“Samsung, the world’s largest maker of memory chips for computers and other electronic gadgets, has agreed to plead guilty to price fixing and pay a $300 million fine, U.S. officials said Thursday,” The Associated Press reports. “The penalty is the second-largest criminal antitrust fine ever and caps a three-year investigation into the largest makers of dynamic random access memory computer chips, a $7.7 billion market in the United States.”
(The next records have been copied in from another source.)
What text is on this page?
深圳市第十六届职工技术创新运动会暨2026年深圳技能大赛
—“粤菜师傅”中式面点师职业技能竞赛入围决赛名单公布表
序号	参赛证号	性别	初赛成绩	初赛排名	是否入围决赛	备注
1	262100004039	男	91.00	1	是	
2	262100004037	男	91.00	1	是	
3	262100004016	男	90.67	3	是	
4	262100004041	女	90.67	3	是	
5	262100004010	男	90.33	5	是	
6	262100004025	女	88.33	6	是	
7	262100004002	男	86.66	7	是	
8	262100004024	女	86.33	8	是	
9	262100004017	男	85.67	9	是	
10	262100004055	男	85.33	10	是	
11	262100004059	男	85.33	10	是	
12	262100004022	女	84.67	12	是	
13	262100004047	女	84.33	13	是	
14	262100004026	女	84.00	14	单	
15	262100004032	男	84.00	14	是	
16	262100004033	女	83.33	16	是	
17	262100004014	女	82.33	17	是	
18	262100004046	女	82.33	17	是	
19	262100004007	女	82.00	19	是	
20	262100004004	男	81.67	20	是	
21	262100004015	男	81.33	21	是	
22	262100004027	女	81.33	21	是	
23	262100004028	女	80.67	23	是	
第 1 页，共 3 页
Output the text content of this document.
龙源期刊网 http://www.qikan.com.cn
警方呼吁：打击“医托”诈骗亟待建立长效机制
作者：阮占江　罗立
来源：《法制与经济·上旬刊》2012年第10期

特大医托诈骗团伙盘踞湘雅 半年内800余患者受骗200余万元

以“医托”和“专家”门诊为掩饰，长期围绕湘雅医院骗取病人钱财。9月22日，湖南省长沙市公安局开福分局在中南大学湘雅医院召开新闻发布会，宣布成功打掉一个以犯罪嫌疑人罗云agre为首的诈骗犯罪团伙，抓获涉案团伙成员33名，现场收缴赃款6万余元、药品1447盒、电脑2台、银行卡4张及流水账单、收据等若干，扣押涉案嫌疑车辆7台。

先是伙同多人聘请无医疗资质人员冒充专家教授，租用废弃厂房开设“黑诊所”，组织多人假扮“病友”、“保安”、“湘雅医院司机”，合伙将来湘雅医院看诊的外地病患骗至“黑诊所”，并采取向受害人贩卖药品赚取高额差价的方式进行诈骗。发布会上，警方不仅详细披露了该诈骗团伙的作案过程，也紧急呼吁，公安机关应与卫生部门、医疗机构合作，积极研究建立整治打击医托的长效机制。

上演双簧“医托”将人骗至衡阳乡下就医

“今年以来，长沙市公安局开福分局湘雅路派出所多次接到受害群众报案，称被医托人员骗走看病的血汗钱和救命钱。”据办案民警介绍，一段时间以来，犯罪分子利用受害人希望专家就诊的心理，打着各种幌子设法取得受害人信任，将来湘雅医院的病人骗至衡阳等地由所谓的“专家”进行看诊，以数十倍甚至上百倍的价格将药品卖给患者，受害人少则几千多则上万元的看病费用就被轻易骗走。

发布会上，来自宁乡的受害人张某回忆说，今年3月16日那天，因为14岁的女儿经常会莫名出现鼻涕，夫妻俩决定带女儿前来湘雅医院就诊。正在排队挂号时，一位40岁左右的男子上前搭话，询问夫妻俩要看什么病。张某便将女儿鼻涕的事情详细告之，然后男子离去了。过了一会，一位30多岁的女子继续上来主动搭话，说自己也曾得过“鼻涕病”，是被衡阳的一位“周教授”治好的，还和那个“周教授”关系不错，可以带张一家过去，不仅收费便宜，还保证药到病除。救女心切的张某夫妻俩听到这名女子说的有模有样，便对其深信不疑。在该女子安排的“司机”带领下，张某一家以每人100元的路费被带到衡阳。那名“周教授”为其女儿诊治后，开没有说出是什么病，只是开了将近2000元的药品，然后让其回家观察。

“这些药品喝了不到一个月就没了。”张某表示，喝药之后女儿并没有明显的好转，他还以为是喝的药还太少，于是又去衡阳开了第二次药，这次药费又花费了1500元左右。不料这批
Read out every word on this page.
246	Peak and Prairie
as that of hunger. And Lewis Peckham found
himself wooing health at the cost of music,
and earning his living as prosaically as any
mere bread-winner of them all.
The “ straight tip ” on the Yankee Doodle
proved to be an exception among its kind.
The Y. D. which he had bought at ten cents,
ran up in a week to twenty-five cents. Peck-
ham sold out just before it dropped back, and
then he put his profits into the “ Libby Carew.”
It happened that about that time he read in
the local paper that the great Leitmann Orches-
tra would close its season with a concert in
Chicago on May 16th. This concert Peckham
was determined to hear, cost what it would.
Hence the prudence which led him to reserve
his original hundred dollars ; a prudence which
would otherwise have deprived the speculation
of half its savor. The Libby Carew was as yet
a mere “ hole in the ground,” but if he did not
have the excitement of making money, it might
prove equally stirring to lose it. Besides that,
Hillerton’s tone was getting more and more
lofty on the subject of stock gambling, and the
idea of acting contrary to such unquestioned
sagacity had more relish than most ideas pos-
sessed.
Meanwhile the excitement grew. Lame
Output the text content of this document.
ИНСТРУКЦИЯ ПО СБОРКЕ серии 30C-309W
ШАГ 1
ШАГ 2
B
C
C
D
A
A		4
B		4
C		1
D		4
“The guilty plea to the single felony charge by South Korea-based Samsung Electronics and its U.S. subsidiary, Samsung Semiconductor, was to be entered Thursday in U.S. District Court in San Francisco,” AP reports. “Samsung’s top competitor, Seoul-based Hynix, agreed earlier this year to plead guilty to price fixing and pay a $185 million fine. Last September, rival Infineon Technologies of Germany agreed to a $160 million fine. Another competitor, Micron Technology of Boise, has been cooperating with prosecutors and was not expected to face charges.”
“The government accused the companies of conspiring in e-mails, telephone calls and face-to-face meetings to fix prices of memory chips between April 1999 and June 2002. The chips are used in digital recorders, personal computers, printers, video recorders, mobile phones and many other electronics,” AP reports. “The government said the victims of the alleged price-fixing were Dell, Compaq Computer, Hewlett-Packard, Apple Computer, IBM and Gateway. Barrett said Apple and Dell raised computer prices to compensate, and other companies responded by reducing the amount of memory installed in computers they sold but kept consumer prices the same.”